Depois, estabeleceu um novo mecanismo de apoio à Ucrânia, baseado em subvenções, empréstimos e garantias, com uma capacidade total de 50 mil milhões de euros entre 2024 e 2027. O apoio a fundo perdido (as subvenções) será financiado através do orçamento anual da UE através de um novo instrumento especial chamado “Reserva da Ucrânia”. Já o apoio por empréstimo será financiado através da contração de empréstimos nos mercados financeiros e apoiado pela margem de manobra do orçamento da UE.
Terceiro, propõe um reforço na ordem dos 15 mil milhões de euros para as dimensões internas e externas da migração, bem como para as parcerias com países terceiros.
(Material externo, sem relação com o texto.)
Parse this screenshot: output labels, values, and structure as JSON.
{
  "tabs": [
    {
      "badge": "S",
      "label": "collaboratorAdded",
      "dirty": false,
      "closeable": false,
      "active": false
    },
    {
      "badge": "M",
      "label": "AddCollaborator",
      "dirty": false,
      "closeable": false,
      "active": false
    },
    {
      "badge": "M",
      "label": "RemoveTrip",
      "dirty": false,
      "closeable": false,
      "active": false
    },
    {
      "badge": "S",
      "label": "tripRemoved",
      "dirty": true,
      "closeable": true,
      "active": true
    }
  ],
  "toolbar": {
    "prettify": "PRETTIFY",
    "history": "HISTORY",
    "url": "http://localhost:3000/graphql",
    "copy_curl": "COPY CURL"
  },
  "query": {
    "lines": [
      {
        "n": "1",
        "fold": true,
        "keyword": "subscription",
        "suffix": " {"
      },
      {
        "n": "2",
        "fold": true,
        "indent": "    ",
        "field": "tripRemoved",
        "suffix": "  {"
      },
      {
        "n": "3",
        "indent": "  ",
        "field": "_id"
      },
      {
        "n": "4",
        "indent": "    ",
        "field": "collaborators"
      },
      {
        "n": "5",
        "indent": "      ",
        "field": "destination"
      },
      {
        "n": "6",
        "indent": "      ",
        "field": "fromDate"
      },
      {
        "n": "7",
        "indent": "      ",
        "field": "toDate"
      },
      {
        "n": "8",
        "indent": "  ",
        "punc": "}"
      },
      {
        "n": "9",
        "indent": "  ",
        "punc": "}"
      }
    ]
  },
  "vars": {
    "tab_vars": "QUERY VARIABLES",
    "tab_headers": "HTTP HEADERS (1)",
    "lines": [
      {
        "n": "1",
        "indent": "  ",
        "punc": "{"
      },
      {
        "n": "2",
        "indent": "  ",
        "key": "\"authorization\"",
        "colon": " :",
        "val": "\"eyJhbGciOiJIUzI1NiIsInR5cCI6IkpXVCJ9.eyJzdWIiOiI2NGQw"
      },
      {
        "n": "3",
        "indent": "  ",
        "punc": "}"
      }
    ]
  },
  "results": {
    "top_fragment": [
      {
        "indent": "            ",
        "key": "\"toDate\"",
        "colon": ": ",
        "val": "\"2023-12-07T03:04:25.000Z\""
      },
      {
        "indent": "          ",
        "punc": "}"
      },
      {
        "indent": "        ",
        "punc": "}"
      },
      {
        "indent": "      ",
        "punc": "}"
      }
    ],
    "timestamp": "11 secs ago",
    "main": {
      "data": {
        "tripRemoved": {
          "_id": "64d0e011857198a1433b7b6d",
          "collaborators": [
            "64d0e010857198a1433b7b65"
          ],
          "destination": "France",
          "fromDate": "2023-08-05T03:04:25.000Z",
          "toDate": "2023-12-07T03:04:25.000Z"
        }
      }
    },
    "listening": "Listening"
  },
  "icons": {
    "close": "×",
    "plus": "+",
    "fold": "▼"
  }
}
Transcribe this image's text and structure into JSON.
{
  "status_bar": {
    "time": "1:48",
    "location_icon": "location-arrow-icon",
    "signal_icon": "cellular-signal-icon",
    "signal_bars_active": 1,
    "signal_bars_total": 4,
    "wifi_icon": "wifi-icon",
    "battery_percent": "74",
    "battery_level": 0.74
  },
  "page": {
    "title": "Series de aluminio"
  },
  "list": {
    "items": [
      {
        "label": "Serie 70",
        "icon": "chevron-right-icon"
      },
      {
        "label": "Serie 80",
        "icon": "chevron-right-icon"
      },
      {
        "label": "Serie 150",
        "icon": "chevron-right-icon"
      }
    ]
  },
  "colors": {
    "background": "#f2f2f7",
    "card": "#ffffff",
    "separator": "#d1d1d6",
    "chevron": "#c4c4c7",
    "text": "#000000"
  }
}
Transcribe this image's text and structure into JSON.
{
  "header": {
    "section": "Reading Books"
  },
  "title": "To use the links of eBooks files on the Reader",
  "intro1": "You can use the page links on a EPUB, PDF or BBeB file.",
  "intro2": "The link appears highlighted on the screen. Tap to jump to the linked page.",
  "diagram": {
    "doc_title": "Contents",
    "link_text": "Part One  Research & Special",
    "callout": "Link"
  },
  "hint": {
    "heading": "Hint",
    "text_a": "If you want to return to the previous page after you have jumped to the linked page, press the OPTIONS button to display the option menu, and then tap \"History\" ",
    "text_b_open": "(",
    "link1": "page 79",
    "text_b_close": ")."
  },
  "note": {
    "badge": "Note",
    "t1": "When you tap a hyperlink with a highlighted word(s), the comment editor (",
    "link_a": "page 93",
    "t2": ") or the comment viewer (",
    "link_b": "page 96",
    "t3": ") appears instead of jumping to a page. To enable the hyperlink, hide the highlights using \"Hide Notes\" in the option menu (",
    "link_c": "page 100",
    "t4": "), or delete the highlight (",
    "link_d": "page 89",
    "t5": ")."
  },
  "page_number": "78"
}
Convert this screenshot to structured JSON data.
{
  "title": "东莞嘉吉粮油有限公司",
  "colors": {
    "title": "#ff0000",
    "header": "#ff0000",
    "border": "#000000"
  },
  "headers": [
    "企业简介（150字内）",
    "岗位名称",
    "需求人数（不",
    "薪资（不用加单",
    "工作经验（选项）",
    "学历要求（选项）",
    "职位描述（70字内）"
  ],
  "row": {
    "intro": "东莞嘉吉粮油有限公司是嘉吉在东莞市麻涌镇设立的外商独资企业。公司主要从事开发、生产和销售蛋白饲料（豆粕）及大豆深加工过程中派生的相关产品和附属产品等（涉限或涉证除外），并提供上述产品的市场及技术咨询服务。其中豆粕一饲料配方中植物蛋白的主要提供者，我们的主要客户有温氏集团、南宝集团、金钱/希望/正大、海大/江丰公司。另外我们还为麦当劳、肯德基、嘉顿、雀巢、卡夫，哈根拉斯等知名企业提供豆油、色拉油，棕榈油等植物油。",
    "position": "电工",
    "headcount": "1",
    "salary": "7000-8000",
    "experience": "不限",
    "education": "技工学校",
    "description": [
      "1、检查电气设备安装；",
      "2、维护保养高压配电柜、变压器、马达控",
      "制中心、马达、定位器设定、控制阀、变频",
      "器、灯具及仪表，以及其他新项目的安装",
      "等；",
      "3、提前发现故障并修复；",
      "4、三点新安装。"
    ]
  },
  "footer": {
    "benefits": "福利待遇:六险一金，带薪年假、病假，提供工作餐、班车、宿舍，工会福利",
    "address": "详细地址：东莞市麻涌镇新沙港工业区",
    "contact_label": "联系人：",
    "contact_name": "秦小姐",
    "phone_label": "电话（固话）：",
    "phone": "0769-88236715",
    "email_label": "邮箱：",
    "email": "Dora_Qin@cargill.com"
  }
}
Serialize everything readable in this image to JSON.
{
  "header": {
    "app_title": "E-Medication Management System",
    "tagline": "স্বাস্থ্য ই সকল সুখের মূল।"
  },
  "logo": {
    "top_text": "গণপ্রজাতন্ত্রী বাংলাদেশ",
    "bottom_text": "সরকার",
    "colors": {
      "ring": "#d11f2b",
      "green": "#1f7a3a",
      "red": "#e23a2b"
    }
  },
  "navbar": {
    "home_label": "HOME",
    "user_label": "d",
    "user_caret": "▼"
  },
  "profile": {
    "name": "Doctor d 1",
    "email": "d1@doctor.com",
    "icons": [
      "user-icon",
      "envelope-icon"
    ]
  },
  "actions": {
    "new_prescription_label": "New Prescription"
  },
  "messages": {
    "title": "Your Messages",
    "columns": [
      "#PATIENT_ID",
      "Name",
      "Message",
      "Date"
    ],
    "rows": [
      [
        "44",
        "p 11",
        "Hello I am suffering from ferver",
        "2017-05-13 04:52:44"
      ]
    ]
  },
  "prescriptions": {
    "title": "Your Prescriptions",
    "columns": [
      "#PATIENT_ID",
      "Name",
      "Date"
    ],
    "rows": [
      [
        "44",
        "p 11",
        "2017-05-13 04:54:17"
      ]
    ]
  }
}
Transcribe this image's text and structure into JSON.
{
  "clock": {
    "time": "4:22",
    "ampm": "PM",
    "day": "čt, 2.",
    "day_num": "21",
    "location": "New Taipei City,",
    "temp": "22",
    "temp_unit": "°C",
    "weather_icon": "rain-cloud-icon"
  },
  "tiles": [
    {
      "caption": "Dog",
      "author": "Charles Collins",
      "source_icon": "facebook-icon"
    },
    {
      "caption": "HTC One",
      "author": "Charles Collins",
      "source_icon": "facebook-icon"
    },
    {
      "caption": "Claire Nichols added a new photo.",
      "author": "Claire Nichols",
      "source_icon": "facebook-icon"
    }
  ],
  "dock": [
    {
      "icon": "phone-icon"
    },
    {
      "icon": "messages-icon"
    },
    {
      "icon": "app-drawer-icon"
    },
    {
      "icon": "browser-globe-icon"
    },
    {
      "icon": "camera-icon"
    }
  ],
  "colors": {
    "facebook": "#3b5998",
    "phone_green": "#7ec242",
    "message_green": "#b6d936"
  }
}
Estes dividem-se em 2 mil milhões de euros para a gestão das fronteiras e implementação do Novo Pacto sobre a Migração; aumento do limite máximo da rúbrica orçamental “Vizinha e mundo” em 10,5 mil milhões; e aumento em 2,5 mil milhões do instrumento especial «Reserva para a Solidariedade e as Ajudas de Emergência» para responder a crises e catástrofes naturais.
Por último, avança com um mecanismo exclusivamente para pagar os custos adicionais associados ao NextGenerationEU pelo aumento das taxas de juro, uma vez que a política monetária restritiva do BCE fez distanciar-se do previsto inicialmente em 2020.
Parlamento aumenta verbas comunitárias e pede instrumento que crie flexibilidade
O texto aprovado pelo Parlamento tinha duas grandes alterações face à proposta da Comissão: criação de um instrumento permanente de flexibilidade e maiores verbas.
O caso concreto do pagamento dos custos relacionados com a dívida europeia para financiar os planos de recuperação nacionais é particularmente grave dada a volatilidade dos custos com o aumento das taxas de juro. O objetivo principal é que não se chegue a abdicar de outros fundos, como os da política de coesão. No entanto, não é um caso único. 99,6% do orçamento é afetado previamente, não há suficiente margem de manobra para responder a situações de crise e emergência. O Parlamento pede, por isso, a criação de um instrumento adicional especial e permanente para além dos limites máximos acima dos limites orçamentais para conferir mais flexibilidade ao orçamento comunitário.
Para além dos 65,8 mil milhões de euros propostos pela Comissão, o Parlamento aprovou acrescentar 10 mil milhões de euros até 2027. Vale a pena olhar em maior detalhe para a distribuição dessas verbas.
O Instrumento de Flexibilidade é amentado em 3 mil milhões de euros, reforçando a verba para fazer face a aumento dos custos; a Reserva para a Solidariedade e as Ajudas de Emergência em 2 mil milhões de euros e a rúbrica Vizinhança e Mundo em mil milhões; a rúbrica Mercado Único, Inovação e Digital em 2 mil milhões.
No entanto, mil milhões de euros foram acrescentados para implementar o Novo Pacto de Migrações e a gestão de fronteiras da UE e outros mil milhões para a rúbrica da Segurança e Defesa para fomentar a plataforma STEP.
O eurodeputado José Gusmão comentou: “Temos sido consistentes na exigência de um orçamento mais robusto e centrado nas políticas de coesão. O pagamento dos custos da dívida para os PRR não pode vir a ser feito à custa da coesão. É por isso que é importante fazer aprovar e executar os recursos próprios prometidos, já com um calendário muito atrasado”. E acrescentou que “ao mesmo tempo, os grupos de direita têm progressivamente puxado a discussão dos gastos comunitários para criar uma espécie de Europa fortaleza, com um reforço das fronteiras e da produção militar, prejudicando as já frágeis políticas de solidariedade em benefício de uma vertigem securitária. Combateremos sempre está deriva.”